Noteworthy

Historians and Institutional Review Boards: An Update

Linda Shopes | Oct 1, 2001

Academically affiliated historians who conduct oral history interviews are increasingly required to submit their interviewing protocols for review by their local Institutional Review Board (IRB), according to terms set forth in the Code of Federal Regulations (45 CFR 46) for the protection of human subjects of research. Although these regulations were developed to protect individuals involved in biomedical and behavioral research, they define research on human subjects as including "interaction with living individuals," and hence, it is argued, can legitimately be applied to oral history interviewing.

As detailed previously in Perspectives (Linda Shopes, "Institutional Review Boards Have a Chilling Effect on Oral History," Perspectives September 2000, 54–7) the relationship between historians and IRBs is frequently a difficult one, as principles and practices designed to protect subjects of biomedical and behavioral research are misapplied to humanistic forms of inquiry, thereby, according to some, undermining principles of academic freedom. A report recently issued by the American Association of University Professors (AAUP), "Protecting Human Beings: Institutional Review Boards and Social Science Research," can thus provide some useful perspective to historians and their local IRBs as they attempt to reach an accommodation.

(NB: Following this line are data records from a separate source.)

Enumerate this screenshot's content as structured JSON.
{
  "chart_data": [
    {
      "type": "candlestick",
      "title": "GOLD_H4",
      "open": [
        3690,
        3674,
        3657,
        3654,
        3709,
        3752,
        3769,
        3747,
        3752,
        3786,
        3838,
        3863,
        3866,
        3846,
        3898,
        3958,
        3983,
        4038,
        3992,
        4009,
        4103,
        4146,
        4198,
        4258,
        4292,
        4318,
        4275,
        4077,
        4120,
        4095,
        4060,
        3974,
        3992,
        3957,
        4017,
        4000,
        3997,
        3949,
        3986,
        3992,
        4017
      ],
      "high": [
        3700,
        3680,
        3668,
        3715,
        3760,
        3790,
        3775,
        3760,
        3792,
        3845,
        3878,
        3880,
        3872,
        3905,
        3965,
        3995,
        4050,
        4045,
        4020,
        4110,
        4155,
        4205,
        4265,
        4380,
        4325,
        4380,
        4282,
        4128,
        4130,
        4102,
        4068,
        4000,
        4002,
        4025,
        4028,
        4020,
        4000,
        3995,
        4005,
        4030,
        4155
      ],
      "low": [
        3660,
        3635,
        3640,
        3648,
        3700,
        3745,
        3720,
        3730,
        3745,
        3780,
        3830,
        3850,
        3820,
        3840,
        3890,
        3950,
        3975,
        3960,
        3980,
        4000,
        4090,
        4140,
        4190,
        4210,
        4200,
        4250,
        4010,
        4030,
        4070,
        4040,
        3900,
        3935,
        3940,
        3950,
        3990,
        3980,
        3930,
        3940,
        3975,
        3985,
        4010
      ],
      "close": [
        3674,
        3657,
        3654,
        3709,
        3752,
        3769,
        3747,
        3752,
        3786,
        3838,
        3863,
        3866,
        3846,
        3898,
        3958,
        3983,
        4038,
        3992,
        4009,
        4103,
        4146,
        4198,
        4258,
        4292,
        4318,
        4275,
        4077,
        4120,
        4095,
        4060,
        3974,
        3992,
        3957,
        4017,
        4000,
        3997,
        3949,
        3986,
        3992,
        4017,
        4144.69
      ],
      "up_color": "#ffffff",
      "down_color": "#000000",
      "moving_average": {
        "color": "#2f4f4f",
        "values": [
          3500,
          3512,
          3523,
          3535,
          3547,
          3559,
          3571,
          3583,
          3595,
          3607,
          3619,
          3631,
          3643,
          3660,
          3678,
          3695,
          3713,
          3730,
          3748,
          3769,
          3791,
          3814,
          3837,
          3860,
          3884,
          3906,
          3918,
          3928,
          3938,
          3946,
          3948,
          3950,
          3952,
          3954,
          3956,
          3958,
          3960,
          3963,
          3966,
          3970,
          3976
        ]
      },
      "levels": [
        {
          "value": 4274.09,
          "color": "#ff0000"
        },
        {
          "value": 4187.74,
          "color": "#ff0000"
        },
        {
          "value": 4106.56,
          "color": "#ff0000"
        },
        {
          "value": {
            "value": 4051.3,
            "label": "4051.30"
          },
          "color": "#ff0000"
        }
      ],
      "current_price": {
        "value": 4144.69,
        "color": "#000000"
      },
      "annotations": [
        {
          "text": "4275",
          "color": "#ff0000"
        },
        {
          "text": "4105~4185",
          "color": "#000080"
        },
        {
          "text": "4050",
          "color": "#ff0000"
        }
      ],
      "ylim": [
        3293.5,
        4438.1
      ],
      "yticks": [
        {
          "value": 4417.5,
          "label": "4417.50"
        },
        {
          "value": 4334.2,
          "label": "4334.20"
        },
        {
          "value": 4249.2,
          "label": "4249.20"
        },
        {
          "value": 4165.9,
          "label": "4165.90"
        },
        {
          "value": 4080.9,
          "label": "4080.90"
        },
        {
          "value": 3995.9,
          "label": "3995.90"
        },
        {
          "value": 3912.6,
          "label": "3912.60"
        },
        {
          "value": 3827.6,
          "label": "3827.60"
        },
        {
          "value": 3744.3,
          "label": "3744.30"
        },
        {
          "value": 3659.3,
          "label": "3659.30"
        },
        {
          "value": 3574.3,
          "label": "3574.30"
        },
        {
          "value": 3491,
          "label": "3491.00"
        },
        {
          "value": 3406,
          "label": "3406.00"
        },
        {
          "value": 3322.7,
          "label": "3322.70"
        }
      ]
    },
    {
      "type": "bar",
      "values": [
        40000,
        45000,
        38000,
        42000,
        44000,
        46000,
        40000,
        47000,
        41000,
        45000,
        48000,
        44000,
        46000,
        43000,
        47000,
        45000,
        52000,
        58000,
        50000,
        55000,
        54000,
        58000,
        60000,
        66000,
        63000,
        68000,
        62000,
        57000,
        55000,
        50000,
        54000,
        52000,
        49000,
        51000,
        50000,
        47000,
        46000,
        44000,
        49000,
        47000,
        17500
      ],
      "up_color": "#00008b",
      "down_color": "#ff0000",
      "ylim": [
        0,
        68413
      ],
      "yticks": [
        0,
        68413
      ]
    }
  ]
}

Appearing in the May–June 2001 issue of Academe and also available on line at http://www.aaup.org/repirb.htm, the report outlines both the substance and broader context of existing human subjects regulations, identifies social scientists' concerns about the misapplication of these regulations to their research, and offers several recommendations for ameliorating current problems. It was prepared by AAUP staff member Jonathan Knight after a series of meetings with representatives of the American Historical Association, the Oral History Association, and the Organization of American Historians, as well as the American Anthropological Association, the American Political Science Association, and the American Sociological Association.

There are several reasons for the increased scrutiny of all research involving human participants, including the death in 1999 of a patient undergoing experimental gene therapy for which some believe informed consent had not been secured; the (generally short lived) suspension of research at several major universities in the last two years because of apparent deficiencies in the functioning of their IRBs; and an enormous increase in the amount of biomedical research being conducted by drug companies and other private organizations without any regulatory oversight. None of these concerns is related to the work of historians or our colleagues in the social sciences and humanities; nonetheless, they have raised institutional awareness of the need to pay more careful attention to all research involving human beings conducted within the institution.

These concerns are also creating an increased demand for accountability of both institutions and individual researchers. Federal agencies as well as professional societies—including the Congress of Social Science Organizations (COSSA), which has among its members the AHA—are developing mechanisms for accrediting institutional human research protection programs, including local IRBs; and legislation to codify and extend current regulations is likely to be introduced into Congress. While the AHA is working with the National Coordinating Committee to exempt oral history interviewing from any new legislation governing research involving human participants, institutional pressures to review historians' work are not likely to go away soon.


Linda Shopes, a historian with the Pennsylvania Historical and Museum Commission, is a member of the AHA Council.